6 steps to scale international growth

6 steps to scale international growth

During Webwinkel Vakdagen, Niels Arts and Emiel Wessels discussed how to organize international growth in a practical way. In the previous blog, we showed why this often gets stuck in practice. In this blog we translate those insights into an approach. No loose tips, but six steps that help to organize international growth in a manageable and scalable way.

  1. Start with structure, not translation

International growth often starts with translation. You add a language and adapt your content. In practice, that doesn't work well once you scale up. You keep repeating changes per market and lose the overview.

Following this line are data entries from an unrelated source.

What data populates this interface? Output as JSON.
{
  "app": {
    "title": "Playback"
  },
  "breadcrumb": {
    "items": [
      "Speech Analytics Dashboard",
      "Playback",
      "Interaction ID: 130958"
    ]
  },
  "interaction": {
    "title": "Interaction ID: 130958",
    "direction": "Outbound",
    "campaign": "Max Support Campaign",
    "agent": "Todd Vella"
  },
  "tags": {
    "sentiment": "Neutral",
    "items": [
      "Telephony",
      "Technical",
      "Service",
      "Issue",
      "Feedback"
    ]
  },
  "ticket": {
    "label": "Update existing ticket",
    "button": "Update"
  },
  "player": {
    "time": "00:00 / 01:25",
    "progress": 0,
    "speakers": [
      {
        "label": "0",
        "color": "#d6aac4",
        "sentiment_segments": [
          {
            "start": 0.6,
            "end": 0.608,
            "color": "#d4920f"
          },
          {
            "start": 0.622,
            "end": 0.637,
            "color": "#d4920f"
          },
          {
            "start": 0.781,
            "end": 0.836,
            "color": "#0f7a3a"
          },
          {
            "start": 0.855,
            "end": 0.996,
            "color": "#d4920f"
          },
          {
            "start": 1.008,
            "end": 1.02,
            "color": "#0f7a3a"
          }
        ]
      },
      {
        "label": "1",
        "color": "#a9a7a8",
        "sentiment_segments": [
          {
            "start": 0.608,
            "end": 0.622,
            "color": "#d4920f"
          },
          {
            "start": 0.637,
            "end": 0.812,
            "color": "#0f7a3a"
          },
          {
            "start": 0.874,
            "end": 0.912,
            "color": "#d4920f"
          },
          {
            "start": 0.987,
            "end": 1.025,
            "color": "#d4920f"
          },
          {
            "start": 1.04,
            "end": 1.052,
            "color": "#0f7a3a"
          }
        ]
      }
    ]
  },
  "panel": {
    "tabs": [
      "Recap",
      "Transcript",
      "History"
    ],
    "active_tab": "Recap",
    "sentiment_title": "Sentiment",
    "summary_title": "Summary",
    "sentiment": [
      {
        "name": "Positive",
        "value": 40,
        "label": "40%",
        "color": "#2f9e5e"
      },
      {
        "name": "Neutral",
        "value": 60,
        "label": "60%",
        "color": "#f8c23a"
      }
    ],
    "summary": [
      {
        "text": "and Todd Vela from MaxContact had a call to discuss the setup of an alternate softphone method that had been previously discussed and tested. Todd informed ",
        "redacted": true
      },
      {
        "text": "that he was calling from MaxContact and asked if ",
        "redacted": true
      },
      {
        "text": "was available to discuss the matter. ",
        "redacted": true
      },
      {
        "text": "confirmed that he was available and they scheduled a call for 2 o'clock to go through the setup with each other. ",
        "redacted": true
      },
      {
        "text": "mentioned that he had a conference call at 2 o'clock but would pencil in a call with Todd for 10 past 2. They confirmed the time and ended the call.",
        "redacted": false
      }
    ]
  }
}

You prevent that by first setting up your structure. From one central source you manage content, construction and translations. Only then do you expand to new markets. This way you lay a foundation that grows with you.

  1. Choose your markets consciously

Which countries do you want to expand to? You don't choose your target markets by feel. You look at what is going on in the market and how people are searching. That way you avoid investing time in markets that yield less or are difficult to scale.

For example, you use:

  • Google to analyze competition and positioning

  • keyword research to determine demand and intent

  • AI for quick initial exploration

  1. Work with a fixed checklist

When putting a new market live, a set checklist helps avoid mistakes.

You'll check out, among other things:

  • whether your measurements and tracking are right

  • whether reviews and important content have been translated

  • whether shipping costs and delivery times are correct

  • Whether payment methods fit the market

  • Whether a test order goes well

The case of NFC World also featured such a checklist, including measurability, review blocks, delivery times, shipping rates and a test order.

By establishing this process, you'll work more consistently and scale faster.

  1. Get your content process right

Content largely determines your results. In practice, this often involves hundreds of pages per market. You therefore work with a combination of:

  • AI for first translations

  • Own guidelines for SEO and tone of voice

  • manual optimization

  • control by native speakers

This is how you ensure that content is not only available, but also connected to the local market.

  1. Don't forget the operation

International growth goes beyond your website. As soon as you serve multiple markets, you have to deal with operational differences.

Consider:

  • shipping costs and delivery times per country

  • local payment methods

  • customer service in multiple languages

  • vat rules and administration

These components have a direct impact on your conversion and customer satisfaction.

  1. Build up step by step

You don't have to roll out everything at once. Many organizations start with one market, set up their structure properly and use that as a base. Then they roll out multiple markets at once.

By testing first and then scaling up, you keep control and prevent mistakes from multiplying.

International growth as a structural process

International growth requires a different way of working. Not as a one-time expansion, but as a process that you set up structurally.

By working from one central structure, clear processes and fixed controls, your growth remains manageable. Even when you expand to multiple countries.